議決権制限株式とは?

議決権制限株式とは?

議決権制限株式とは、議決権の行使について、他の株式と異なる定めをした株式をいいます。

議決権の制限は、株主総会においてすべての議決権を制限する方法のほか、一定の事項のみ議決権を与える方法があります。また、通常の株主総会のほかに、種類株主総会でも議決権を与えないとする場合(種類株主総会の開催を不要にする)には、別途定めが必要となります。

定款の定めの例

第〇条 甲種類株式を有する株主は、株主総会において議決権を行使することができない。

2 甲種類株主は、甲種類株主を構成員をする種類株主総会において議決権を行使することができない。

ただし、どれだけ種類株主の議決権を制限した場合であっても、一定の事項については必ず種類株主総会の決議が必要となります。

公開会社での議決権制限株式の制約

公開会社では、議決権制限株式の数が発行済み株式総数の2分の1を超えた場合は、直ちに議決権制限株式の数を発行済み株式総数の2分の1以下にするための措置を取る必要があります。

非公開会社では株主との個別契約により議決権を制限できる

議決権制限株式の場合、種類株式を保有する全員が議決権を制限されます。

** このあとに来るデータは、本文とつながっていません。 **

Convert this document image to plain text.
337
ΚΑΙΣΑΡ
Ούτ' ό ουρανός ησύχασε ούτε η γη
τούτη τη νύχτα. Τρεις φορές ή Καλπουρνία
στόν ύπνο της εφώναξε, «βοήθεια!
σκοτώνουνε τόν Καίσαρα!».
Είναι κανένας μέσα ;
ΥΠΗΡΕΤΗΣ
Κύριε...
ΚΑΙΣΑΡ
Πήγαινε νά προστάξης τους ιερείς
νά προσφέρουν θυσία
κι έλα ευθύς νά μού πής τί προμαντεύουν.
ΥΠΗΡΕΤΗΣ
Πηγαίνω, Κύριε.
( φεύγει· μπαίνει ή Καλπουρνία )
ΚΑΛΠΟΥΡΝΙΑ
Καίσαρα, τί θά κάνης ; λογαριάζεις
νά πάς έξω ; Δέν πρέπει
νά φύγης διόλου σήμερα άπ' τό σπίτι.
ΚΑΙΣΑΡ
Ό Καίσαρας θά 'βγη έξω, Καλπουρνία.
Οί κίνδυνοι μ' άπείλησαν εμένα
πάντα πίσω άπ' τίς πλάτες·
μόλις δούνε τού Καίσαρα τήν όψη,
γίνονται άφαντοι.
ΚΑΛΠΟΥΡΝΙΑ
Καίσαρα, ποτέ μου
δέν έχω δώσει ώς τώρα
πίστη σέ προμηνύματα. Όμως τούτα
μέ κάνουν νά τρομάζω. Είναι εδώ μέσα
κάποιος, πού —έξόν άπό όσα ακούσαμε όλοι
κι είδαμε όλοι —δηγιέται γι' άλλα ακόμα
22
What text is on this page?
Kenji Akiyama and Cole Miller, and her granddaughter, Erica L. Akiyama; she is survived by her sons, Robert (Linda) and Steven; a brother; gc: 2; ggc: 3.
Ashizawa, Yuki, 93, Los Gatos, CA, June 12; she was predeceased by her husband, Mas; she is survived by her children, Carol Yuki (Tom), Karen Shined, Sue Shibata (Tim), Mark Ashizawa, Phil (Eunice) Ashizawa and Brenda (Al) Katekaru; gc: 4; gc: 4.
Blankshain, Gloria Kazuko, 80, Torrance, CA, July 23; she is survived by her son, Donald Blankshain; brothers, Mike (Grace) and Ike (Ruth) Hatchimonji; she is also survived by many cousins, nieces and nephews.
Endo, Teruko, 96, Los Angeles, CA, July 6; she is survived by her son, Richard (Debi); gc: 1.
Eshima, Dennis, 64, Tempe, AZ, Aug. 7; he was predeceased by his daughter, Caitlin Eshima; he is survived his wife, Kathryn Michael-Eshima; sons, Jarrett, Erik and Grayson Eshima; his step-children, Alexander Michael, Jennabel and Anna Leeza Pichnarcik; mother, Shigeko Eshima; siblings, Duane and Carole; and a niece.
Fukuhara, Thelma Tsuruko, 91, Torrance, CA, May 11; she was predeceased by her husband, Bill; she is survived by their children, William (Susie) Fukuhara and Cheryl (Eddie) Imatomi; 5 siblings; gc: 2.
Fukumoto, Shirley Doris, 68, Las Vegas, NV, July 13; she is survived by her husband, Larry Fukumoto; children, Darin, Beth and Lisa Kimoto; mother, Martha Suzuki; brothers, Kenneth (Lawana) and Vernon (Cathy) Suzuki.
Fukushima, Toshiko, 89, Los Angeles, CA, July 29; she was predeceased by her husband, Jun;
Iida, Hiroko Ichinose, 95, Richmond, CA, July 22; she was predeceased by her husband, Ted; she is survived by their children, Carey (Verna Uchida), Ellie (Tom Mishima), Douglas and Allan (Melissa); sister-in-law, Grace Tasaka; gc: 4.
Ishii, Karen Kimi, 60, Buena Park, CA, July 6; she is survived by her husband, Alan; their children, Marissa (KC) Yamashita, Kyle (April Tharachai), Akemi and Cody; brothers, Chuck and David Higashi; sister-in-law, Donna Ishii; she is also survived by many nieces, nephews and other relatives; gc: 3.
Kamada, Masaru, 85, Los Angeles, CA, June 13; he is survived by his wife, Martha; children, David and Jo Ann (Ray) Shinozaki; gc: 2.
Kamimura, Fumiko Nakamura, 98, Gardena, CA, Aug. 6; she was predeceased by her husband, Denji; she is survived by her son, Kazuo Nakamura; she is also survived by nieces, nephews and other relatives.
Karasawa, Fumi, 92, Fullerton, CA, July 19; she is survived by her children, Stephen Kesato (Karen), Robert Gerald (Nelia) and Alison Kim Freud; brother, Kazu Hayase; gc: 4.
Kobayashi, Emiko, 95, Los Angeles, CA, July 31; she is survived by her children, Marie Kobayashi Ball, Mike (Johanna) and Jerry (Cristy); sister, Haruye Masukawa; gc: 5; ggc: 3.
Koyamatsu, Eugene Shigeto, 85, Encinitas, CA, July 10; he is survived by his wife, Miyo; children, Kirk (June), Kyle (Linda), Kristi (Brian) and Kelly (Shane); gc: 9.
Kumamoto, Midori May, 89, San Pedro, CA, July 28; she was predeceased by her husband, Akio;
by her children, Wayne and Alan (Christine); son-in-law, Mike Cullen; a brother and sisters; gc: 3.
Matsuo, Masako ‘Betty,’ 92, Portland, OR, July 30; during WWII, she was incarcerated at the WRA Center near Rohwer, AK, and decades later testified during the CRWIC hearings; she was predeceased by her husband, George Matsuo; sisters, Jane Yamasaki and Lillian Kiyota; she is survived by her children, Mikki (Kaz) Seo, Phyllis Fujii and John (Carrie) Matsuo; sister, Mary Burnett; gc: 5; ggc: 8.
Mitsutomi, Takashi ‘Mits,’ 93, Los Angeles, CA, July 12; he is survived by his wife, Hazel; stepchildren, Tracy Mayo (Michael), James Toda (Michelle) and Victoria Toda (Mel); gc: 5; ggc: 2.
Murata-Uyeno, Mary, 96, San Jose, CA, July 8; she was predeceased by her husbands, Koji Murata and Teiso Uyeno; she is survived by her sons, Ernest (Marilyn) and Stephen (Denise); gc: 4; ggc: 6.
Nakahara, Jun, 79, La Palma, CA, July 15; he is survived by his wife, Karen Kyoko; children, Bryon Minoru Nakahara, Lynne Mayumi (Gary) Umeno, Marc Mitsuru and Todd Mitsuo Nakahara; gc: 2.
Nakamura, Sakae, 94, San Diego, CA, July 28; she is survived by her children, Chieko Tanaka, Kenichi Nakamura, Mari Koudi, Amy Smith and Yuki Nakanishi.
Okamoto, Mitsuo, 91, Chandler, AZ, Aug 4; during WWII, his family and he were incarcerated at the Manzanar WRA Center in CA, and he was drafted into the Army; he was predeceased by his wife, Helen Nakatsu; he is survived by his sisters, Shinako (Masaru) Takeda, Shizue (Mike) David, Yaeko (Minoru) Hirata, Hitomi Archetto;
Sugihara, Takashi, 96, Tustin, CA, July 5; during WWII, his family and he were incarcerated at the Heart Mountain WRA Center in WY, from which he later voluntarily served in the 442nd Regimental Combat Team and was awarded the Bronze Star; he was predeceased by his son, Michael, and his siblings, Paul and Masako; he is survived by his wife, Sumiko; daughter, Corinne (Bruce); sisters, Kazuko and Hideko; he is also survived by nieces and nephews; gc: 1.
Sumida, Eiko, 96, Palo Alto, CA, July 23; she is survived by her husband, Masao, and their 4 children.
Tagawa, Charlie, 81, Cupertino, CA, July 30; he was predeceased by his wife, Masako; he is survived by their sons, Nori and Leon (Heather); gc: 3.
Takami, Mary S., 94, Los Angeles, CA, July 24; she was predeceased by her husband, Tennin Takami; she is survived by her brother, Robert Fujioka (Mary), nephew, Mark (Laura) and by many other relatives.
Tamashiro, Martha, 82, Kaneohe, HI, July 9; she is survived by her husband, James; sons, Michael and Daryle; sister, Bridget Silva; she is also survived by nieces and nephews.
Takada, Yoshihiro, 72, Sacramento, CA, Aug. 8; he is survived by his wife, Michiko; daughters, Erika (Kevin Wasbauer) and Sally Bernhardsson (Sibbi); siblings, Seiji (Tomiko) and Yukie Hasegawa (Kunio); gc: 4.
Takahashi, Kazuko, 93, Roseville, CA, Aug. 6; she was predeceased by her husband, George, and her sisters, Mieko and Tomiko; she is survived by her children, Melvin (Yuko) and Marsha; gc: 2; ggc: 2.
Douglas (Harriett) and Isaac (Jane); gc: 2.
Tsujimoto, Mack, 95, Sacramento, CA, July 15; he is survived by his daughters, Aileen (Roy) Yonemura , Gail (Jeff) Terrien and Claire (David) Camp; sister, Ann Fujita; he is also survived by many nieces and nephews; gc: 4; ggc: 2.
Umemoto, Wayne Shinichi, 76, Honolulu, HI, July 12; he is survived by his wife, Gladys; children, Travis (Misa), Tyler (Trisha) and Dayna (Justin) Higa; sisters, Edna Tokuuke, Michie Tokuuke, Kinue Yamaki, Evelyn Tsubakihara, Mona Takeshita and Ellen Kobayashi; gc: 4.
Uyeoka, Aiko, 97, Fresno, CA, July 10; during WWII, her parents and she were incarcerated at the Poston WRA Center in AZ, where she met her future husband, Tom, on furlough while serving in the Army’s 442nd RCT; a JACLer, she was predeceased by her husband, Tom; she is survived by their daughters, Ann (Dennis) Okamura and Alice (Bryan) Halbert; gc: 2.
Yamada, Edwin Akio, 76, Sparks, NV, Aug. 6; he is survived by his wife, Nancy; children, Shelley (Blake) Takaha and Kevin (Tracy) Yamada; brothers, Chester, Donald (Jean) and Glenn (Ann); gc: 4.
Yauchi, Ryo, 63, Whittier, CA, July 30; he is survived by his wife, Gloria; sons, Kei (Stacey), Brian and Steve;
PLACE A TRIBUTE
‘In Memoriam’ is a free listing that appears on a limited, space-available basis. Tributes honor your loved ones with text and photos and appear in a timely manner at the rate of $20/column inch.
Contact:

非公開会社においては、このような種類株式の形ではなく、株主と個別に契約することで議決権を制限するといったことが可能となります。閉鎖的な株主構成である非公開会社ならではの規定です。

会社法第109条
1.株式会社は、株主を、その有する株式の内容及び数に応じて、平等に取り扱わなければならない。
2.前項の規定にかかわらず、公開会社でない株式会社は、第105条第1項各号に掲げる権利に関する事項について、株主ごとに異なる取扱いを行う旨を定款で定めることができる。

「会社法第105条第1項各号に掲げる権利」とは、
1)剰余金の配当を受ける権利
2)残余財産の分配を受ける権利
3)株主総会における議決権
の3つです。

会社設立時などで外部から出資を受ける場合で、特定の株主の議決権だけを制限したいという場合には、種類株式を発行するのではなく、個別の契約により議決権を制限する方法のほうが柔軟な対応が可能となりますのでおススメです。ただし、この方法を採るときはその旨を定款で定めておく必要があります。